Ultrastructural pathology of endothelial tight junctions in human brain oedema

摘要

Cortical biopsies of patients with the diagnosis of complicated brain trauma, congenital hydrocephalus, brain vascular anomaly, and brain tumour are studied with the electron microscope using cortical biopsies of different cortical brain regions to analyze the alterations of endothelial junctions, and their participation in the pathogenesis of human brain oedema. In moderate oedema, most endothelial tight junctions are structurally closed and intact, while in some cases of severe oedema, the opening of tight endothelial junctions is observed. In very severe brain oedema, a considerable enlargement of interjunctional pockets of extracellular space is also seen suggesting that in highly increased cerebrovascular permeability, the endothelial junctions are open in their entire extent, and that an intercellular or paracellular route through interendothelial clefts for transferring haematogenous oedema fluid from blood to the capillary basement membrane and the brain parenchyma is formed, contributing to the formation of brain oedema.
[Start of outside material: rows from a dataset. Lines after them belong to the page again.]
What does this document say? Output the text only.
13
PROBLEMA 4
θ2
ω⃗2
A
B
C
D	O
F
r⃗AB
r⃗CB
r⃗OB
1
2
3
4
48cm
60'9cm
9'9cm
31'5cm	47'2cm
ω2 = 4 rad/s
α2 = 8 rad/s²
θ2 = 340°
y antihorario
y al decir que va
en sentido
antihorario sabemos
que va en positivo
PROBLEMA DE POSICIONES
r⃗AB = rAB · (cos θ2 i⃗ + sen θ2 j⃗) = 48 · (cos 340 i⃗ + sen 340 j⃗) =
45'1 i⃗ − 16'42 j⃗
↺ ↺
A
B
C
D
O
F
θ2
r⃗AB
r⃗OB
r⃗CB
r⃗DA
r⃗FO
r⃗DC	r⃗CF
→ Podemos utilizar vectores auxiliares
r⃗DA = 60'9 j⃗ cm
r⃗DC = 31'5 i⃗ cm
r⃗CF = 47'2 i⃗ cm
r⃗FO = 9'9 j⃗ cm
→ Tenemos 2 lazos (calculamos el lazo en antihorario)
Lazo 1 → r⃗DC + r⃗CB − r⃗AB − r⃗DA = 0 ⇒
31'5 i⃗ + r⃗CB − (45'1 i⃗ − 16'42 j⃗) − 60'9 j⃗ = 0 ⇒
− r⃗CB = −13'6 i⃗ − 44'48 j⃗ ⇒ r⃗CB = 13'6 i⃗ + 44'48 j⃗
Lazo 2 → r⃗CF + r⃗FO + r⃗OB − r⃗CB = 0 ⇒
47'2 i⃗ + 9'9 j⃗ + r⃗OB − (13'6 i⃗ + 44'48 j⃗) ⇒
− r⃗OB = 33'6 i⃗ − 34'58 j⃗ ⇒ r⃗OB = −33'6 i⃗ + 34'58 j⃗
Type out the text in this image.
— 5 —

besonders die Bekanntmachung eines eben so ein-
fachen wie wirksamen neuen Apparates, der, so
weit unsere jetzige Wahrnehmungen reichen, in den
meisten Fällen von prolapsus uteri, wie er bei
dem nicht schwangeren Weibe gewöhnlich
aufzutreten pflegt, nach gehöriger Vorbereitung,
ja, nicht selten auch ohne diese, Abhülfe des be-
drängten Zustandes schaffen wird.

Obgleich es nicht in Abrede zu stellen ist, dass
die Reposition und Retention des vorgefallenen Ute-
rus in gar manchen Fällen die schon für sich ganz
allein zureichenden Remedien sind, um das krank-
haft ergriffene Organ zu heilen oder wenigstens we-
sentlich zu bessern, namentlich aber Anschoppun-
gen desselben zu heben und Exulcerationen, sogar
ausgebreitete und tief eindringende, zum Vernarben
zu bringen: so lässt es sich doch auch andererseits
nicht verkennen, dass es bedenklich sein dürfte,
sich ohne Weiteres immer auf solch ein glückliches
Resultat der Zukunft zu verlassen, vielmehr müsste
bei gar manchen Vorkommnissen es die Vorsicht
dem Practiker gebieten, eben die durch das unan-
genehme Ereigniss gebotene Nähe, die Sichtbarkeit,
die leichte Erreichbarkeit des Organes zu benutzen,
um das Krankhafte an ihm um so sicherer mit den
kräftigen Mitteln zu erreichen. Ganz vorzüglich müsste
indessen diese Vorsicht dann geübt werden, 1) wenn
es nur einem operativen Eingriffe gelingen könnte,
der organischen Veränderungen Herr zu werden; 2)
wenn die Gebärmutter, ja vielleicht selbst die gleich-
High intensity brain trauma, seizures, osmotic forces, hypoxic conditions, and alteration of tight junctions proteins would explain the opening of endothelial junctions in severe and complicated brain oedema. In congenital hydrocephalus, the capillary wall shows evident signs of blood-brain barrier dysfunction characterized by closed and open interendothelial junctions, increased endothelial vesicular and vacuolar transport, thin and fragmented basement membrane with areas of focal thickening, and discontinuous perivascular astrocytic end-feet. The perivascular space is notably dilated and widely communicated with the enlarged extracellular space in the neuropil, showing the contribution of damaged endothelial junction to the formation of interstitial or hydrocephalic brain oedema. Altered expression of tight junction proteins could cause a blood-brain barrier breakdown following brain injury and hypoxic conditions leading to brain oedema. The results are compared with those found in experimental brain oedema. Some controversial results are also described.